I also had a pattern of bad boyfriends for years, and we took great pleasure in destroying each other emotionally, and spiritually.
I am married to a beautiful man now, God bless him!
The challenge I face now is, family and friends.
I travelled home this winter, where I was to see my entire family and pretty much all my friends. I was so stressed about this trip, that I started seeing a therapist.
I wanted to see everyone, which is why I planned the trip in the first place.. I love them, well most of them 🙂
Everyone has difficult relationships, and I am one person that dislikes confrontation until I am really provoked, and I turn into a fire breathing demon. That’s not the kind of person you want sitting at the dinner table though. Or to be within a mile of.
So to tackle my confrontation issues, anger issues, and God knows what else, I decided to seek help.

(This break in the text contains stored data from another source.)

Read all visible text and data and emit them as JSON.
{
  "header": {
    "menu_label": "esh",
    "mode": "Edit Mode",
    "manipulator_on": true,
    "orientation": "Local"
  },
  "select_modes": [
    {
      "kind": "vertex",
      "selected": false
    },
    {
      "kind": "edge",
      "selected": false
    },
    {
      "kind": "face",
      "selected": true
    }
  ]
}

So what is my pattern? Person A who most of the time, happens to be someone I’m quite fond of, does something or says something that falls below my expectation of our ‘strong bond’. I feel hurt, and stop speaking to person A. I mull over it for months. A grave injustice has been done to me. Person A and I can now never get back to how we used to be.
I believe our relationships are mirrors of our inner selves. I have high expectations of myself and constantly beat myself up over the most trivial things. But this explanation doesn’t quite cover it.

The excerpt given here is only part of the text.